Wednesday, January 11, 2012

Are You Kinder Than a Fifth Grader?

This topic was suggested to me by a friend who is currently working with teenagers.  Now I will concede that original audience is off my normal teaching radar by about ten years, but I think the issue should span every age range.

Here's the story...

As part of an assignment the students were asked to write down a list of ten interests.  Some boys in the class chose to use this opportunity to tease another student by commenting that his first five interests should be being gay.  The TEACHER then proceeded to laugh and say "number one could say guys, two could say guys, three could say guys...".

This serves as an extreme example of something that I'm sure happens far too often.  What happens when it isn't only the children that require the emotional education?  How do we, as teachers, deal with these kinds of situations when we see them happening?  We might consider it our job to step in when it comes to students, but what about the adults around us?  Not all situations are this clear cut, where I would probably just say go to a supervisor.  But whether we like it or not, as teachers, our opinions will find their ways into our classrooms.  And like it or not, the opinions of all the teachers around us won't always match our own.  Often times teachers can sound as ignorant as the students they are meant to be mentoring.

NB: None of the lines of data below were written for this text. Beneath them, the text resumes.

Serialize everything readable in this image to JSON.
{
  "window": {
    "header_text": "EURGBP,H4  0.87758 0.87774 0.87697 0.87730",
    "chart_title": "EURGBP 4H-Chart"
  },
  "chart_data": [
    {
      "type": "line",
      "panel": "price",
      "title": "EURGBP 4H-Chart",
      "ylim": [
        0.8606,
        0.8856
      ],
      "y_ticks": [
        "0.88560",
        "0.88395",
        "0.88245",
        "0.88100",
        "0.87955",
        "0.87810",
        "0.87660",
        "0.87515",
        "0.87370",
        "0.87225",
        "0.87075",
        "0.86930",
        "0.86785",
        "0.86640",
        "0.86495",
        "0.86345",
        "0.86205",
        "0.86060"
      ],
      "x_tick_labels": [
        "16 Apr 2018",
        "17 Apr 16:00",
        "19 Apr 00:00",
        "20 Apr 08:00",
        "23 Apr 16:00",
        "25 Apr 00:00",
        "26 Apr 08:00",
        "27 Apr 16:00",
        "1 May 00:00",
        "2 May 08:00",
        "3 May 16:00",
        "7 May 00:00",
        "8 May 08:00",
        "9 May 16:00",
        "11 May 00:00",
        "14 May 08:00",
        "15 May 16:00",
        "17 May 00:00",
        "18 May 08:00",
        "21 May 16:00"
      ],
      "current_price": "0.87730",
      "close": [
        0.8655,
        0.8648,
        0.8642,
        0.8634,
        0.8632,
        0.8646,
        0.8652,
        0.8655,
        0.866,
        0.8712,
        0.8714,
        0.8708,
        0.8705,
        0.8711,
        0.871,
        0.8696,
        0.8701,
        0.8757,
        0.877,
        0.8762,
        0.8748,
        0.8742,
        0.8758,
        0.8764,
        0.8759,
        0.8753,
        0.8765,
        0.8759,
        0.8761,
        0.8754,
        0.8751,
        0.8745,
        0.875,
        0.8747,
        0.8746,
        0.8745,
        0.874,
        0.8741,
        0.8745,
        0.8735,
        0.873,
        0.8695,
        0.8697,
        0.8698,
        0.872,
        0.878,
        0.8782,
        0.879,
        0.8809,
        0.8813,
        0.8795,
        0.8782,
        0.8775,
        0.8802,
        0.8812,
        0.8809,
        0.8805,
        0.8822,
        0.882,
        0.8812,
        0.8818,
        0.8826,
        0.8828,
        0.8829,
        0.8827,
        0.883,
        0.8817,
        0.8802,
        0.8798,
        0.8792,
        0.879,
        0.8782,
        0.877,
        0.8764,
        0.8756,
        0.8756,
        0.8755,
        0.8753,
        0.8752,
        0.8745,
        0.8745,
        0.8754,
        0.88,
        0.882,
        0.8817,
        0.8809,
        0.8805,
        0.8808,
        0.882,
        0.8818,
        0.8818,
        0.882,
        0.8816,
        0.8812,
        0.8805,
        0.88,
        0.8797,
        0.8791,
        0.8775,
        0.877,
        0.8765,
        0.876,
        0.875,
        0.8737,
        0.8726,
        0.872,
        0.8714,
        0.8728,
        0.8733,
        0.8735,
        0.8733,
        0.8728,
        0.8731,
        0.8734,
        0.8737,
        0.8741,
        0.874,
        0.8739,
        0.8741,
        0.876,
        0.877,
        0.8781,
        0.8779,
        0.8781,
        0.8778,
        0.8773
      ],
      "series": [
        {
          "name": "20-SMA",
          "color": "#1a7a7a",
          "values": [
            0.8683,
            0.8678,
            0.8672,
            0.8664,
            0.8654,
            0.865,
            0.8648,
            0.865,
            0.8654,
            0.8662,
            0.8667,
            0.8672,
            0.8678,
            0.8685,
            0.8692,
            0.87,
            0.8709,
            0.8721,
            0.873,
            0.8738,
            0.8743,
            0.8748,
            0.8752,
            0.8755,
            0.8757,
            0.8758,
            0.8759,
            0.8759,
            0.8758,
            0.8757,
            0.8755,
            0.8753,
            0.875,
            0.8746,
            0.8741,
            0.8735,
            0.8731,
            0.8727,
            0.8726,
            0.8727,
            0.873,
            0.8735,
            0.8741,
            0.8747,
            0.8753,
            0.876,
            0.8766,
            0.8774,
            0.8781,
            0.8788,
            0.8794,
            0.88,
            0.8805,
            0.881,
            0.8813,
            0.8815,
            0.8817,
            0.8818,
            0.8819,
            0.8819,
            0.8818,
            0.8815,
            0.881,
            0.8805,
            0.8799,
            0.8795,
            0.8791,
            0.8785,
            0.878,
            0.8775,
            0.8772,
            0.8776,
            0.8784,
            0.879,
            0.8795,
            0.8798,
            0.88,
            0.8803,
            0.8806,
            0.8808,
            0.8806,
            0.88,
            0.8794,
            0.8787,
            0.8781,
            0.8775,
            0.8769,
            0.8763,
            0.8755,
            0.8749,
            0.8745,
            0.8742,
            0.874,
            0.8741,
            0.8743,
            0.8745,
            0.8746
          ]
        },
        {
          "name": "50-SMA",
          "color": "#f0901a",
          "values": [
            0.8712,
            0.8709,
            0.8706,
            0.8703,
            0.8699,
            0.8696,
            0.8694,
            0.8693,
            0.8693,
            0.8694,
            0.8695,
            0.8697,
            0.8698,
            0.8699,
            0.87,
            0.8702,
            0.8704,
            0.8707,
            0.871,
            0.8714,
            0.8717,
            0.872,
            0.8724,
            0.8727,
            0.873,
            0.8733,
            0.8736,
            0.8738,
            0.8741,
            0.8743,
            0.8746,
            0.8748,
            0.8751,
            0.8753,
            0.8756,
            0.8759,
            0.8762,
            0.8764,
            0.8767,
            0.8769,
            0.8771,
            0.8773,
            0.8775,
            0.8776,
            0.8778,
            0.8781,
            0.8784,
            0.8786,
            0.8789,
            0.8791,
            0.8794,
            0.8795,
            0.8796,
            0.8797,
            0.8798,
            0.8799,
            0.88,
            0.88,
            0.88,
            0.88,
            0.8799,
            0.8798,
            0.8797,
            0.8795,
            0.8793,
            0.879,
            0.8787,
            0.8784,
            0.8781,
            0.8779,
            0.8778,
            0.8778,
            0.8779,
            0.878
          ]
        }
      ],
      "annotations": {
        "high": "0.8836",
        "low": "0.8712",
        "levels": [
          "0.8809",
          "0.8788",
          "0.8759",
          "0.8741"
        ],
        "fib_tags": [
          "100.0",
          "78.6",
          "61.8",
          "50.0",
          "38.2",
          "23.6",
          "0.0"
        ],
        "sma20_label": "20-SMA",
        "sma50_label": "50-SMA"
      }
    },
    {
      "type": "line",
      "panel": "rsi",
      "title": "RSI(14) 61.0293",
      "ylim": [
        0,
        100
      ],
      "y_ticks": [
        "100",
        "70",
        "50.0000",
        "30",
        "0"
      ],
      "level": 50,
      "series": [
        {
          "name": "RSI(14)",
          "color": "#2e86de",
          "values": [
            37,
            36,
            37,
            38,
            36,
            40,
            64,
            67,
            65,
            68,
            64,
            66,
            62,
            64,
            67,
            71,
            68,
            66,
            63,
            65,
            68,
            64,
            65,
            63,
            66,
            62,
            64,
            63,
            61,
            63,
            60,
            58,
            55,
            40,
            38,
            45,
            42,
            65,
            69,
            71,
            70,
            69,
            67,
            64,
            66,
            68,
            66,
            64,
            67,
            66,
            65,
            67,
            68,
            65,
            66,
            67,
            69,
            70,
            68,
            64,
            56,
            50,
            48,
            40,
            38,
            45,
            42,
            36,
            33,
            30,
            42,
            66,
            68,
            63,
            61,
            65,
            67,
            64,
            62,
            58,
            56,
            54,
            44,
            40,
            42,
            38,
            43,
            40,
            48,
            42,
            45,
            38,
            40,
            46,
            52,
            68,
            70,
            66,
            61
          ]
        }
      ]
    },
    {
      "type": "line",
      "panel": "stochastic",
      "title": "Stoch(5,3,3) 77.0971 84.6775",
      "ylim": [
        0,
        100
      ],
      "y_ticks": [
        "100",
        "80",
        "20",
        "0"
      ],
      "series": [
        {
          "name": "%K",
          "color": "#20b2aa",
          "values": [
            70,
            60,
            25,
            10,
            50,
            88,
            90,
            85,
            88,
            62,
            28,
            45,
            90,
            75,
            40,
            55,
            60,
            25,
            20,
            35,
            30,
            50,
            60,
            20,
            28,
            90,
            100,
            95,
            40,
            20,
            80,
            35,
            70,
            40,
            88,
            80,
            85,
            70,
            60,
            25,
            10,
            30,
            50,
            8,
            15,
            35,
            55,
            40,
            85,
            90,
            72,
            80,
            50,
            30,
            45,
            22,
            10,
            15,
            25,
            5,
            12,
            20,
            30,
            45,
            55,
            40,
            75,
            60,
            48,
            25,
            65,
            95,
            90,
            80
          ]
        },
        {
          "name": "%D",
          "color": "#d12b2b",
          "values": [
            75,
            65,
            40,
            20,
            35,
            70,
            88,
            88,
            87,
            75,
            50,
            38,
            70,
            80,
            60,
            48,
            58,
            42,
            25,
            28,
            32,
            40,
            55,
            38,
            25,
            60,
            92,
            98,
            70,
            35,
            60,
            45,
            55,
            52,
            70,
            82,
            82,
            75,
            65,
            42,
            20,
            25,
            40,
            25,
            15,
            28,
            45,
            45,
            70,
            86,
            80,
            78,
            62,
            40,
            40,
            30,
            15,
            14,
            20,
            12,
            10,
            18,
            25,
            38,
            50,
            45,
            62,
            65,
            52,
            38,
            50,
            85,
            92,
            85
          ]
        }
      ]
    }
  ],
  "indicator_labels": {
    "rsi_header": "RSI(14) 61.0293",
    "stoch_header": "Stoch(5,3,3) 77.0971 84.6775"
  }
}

Through my own journey from student to teacher I hate to say that I've all too often felt small pieces of my soul lost in similar moments of helplessness.  It's not our place, not our class, not our student, not our problem.  I could probably go on for hours about how far this problem can stretch.  Love is a battlefield and so is teaching.  For every child we fight to teach emotional awareness, there are a thousand factors working against us, and to find those oppositional forces on what we thought was our own side can be heartbreaking.  I have no solution, I don't believe anyone does.  Just faith to fight the good fight.  By promoting emotional education we can only hope that we are in some small way preventing our students from someday causing the heartbreak.